Supervised Release: First Things First

United States v. Moore |14-3559

September 2015

In United States v. Moore, 14-3559, the Seventh Circuit continued its hyper-vigilance in reviewing supervised release sentences. The facts of the case are inconsequential except for these salient issues: the district court placed the defendant on supervised release for three years (within the applicable guideline range for supervised release) “without first enunciating its finding that a term of supervised release was necessary.” The sentence was remanded for reconsideration.
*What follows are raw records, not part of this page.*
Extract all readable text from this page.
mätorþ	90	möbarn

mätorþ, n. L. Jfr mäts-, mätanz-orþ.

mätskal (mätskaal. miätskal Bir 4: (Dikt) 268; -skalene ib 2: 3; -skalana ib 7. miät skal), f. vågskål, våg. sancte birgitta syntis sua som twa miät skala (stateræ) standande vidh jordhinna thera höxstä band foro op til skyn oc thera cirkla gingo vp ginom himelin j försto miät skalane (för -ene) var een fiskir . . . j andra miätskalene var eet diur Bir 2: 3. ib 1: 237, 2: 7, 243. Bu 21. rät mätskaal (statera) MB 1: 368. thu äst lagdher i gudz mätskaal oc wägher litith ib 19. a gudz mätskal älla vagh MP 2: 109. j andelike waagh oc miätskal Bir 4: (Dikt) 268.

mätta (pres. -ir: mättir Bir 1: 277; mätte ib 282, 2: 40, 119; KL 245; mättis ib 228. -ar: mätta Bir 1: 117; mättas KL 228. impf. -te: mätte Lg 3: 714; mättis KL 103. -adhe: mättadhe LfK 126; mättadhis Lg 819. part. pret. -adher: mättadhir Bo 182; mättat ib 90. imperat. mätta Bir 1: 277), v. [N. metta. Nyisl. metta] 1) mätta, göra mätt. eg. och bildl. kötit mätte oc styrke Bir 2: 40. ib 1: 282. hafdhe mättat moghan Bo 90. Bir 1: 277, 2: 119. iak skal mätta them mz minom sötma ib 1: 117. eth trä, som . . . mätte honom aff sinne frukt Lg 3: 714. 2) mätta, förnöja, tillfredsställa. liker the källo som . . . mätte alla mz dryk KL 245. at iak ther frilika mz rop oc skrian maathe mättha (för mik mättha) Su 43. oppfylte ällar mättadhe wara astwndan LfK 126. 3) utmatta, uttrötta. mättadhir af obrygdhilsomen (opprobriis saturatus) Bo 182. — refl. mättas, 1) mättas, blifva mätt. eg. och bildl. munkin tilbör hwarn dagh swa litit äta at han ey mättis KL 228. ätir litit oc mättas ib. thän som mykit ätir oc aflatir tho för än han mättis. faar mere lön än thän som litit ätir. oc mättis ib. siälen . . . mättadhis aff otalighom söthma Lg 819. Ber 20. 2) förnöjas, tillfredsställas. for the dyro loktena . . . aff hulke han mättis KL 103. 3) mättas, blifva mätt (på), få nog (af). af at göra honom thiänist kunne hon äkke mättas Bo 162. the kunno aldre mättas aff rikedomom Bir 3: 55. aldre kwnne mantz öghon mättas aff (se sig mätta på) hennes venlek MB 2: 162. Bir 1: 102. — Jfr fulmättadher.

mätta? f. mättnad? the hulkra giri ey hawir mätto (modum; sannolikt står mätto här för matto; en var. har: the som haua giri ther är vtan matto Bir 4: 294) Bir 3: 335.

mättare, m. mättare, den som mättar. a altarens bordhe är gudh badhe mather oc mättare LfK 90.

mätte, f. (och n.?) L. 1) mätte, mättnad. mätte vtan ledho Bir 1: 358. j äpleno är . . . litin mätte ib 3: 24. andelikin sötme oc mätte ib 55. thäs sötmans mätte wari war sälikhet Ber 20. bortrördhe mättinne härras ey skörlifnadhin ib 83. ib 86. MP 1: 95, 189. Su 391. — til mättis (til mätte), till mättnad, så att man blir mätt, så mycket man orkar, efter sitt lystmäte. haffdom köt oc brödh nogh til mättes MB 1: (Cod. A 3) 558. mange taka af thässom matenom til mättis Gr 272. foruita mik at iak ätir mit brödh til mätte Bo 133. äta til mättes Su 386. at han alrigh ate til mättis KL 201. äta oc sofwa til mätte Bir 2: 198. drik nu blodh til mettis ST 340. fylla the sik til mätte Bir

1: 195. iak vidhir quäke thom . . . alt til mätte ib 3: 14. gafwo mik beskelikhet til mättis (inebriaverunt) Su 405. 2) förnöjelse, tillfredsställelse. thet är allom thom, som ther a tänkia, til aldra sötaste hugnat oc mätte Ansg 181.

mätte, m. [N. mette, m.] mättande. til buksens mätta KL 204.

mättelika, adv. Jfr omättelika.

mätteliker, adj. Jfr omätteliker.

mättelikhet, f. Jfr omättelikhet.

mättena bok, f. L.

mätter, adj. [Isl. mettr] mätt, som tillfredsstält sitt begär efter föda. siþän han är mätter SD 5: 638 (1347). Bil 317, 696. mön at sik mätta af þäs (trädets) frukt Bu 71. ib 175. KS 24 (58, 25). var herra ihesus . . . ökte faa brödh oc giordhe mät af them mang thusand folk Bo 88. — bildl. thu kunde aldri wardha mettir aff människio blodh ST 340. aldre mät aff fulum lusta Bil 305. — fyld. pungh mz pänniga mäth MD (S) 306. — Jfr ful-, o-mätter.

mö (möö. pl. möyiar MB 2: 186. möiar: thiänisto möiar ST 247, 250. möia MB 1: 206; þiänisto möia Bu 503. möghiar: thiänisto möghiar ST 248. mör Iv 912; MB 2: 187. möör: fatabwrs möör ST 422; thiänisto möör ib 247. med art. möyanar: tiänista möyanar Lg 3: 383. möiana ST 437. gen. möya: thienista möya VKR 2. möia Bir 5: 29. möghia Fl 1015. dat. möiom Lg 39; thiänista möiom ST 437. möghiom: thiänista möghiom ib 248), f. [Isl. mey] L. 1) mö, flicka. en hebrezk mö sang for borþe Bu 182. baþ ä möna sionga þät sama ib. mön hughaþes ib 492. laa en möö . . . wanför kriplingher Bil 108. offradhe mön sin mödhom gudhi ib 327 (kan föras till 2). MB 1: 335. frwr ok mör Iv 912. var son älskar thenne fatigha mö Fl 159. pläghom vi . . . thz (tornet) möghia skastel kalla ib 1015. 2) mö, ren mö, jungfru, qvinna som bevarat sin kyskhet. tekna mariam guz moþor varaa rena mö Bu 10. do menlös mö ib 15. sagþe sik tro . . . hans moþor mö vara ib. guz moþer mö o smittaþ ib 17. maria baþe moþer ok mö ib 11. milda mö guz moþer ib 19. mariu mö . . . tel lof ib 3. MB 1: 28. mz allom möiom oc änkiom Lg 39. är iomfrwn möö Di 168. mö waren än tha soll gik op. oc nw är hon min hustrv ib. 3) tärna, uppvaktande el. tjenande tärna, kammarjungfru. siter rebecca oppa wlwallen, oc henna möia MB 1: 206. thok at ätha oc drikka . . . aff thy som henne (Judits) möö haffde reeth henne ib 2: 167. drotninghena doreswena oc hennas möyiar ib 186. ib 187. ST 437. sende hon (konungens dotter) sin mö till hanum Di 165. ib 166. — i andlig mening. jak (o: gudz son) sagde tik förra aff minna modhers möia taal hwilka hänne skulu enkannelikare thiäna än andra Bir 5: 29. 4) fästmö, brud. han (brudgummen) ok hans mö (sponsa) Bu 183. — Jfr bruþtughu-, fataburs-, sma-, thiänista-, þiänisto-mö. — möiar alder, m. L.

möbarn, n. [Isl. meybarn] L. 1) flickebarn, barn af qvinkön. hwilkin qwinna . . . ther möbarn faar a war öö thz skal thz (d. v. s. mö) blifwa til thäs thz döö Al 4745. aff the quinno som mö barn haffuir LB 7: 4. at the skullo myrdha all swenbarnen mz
That’s right. Although the district court imposed a sentence of supervised release (which one could reasonably infer meant that the district court thought supervised release was appropriate and necessary), the sentencing court’s failure to make an explicit finding that supervised release was necessary was deemed to be erroneous. Like many cases in this context, there appears to be little to gain by allowing these type of procedural errors to go unchecked. Counsel – both prosecutor and defense – would be well served to ensure that the district court makes a finding that supervised release is necessary (or not), the reasons for the length of supervised release, and an explanation for the various terms imposed as part of supervised release. The other option is to invite an appeal, which will simply result in a do-over. And, in some cases, the do-over can result in a more harsh sentence for the defendant than was originally imposed. See United States v. Downs, 14-3157, discussed in our June 2015 blog on revocation proceedings.